Le logiciel libre et open source gagne le secteur de l’agriculture où le numérique prend de plus en plus d’ampleur. Pour comprendre les enjeux de l’agriculture libre, nous avons échangé avec Morgan Meyer, directeur de recherche en sociologie des sciences et techniques au CNRS qui a publié ses travaux sur le sujet.
Techniques de l’Ingénieur : Comment peut-on définir l’agriculture libre ?
Morgan Meyer : L’agriculture libre comprend toutes formes de pratiques et de technologies qui visent à démocratiser, libérer et émanciper l’agriculture. En effet, les agriculteurs sont dans un système verrouillé dicté par les industries et les multinationales. Leur lutte se situe à plusieurs niveaux : les équipements, les semences et les logiciels. C’est un mouvement de fond : l’open source fait sens dans ces nouveaux mondes, que ce soit en biologie ou en agriculture.
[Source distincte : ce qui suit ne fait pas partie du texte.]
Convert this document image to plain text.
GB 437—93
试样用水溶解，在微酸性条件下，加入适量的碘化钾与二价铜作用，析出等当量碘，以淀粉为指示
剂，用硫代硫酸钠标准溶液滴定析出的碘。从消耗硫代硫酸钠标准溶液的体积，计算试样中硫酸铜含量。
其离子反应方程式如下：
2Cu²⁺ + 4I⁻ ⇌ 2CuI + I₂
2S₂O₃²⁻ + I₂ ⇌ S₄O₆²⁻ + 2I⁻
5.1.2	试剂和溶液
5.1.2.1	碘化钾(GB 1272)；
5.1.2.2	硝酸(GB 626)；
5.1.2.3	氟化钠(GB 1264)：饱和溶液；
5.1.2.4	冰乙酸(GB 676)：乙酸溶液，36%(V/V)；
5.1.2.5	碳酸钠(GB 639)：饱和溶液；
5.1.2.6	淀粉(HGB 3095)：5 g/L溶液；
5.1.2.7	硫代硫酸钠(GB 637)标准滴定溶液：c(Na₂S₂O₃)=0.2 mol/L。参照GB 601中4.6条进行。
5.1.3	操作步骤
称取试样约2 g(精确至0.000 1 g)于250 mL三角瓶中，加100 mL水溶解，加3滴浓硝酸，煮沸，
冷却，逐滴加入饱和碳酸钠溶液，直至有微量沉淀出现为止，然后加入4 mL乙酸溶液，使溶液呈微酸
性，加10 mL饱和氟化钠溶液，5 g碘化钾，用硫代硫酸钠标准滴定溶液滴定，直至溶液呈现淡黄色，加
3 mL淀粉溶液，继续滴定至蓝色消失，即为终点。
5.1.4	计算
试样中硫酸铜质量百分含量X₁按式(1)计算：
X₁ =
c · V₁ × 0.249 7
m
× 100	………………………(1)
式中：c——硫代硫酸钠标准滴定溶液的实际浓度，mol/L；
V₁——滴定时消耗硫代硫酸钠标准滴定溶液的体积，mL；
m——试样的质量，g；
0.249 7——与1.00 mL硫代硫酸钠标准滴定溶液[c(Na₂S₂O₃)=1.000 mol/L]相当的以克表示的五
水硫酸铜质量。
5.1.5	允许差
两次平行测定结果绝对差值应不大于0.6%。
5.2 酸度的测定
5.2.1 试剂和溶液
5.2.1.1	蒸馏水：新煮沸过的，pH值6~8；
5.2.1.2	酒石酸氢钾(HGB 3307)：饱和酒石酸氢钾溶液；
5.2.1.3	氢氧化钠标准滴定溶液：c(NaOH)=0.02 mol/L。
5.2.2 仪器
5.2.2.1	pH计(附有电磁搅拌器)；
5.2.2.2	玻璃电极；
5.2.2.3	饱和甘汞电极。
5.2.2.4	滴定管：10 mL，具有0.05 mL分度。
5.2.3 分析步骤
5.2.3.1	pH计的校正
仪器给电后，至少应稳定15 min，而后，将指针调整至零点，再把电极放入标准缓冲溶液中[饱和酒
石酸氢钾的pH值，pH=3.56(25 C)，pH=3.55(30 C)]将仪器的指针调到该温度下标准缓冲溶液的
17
Pourquoi l’agriculture veut se tourner vers l’open source ?
Des associations développent des logiciels et programmes libres, non propriétaires et privatifs, adaptés aux tâches des exploitations agricoles. Prenons l’exemple des États-Unis où un vent de contestation est monté chez les agriculteurs. Ils étaient frustrés que le fabricant de tracteur John Deere ait verrouillé les systèmes de ses machines. Ils étaient vraiment frustrés car il est légalement impossible de réparer soi-même un tracteur de la marque. Ils devaient alors faire appel à un technicien de l’entreprise ou d’un concessionnaire agréé qui vient avec des logiciels en main pour faire un diagnostic pour voir ce qui pose problème, quelle pièce est cassée. Ce logiciel va permettre de redémarrer le moteur du tracteur, sinon celui-ci ne va pas bouger. C’est une réparation chronophage qui coûte cher. Au début c’était une frustration technique et économique. Maintenant les agriculteurs demandent une Fair Repair Act, une loi qui autorise de réparer soi-même un tracteur. En 2017, les acteurs font pression sur John Deere pour avoir un nouveau cadre – le cas pour Apple également. C’est un gros changement, le combat est toujours en cours. Aux États-Unis, les gens sont un peu pessimistes. En Europe, il y a eu des débats. La Commission Européenne va instaurer un droit à la réparation, qui devrait entrer en vigueur l’année prochaine, en 2021. Ce hacking de tracteur a fait couler beaucoup d’encre.
Du côté du machinisme agricole, on parle également d’auto-construction d’équipements. Est-ce une solution ?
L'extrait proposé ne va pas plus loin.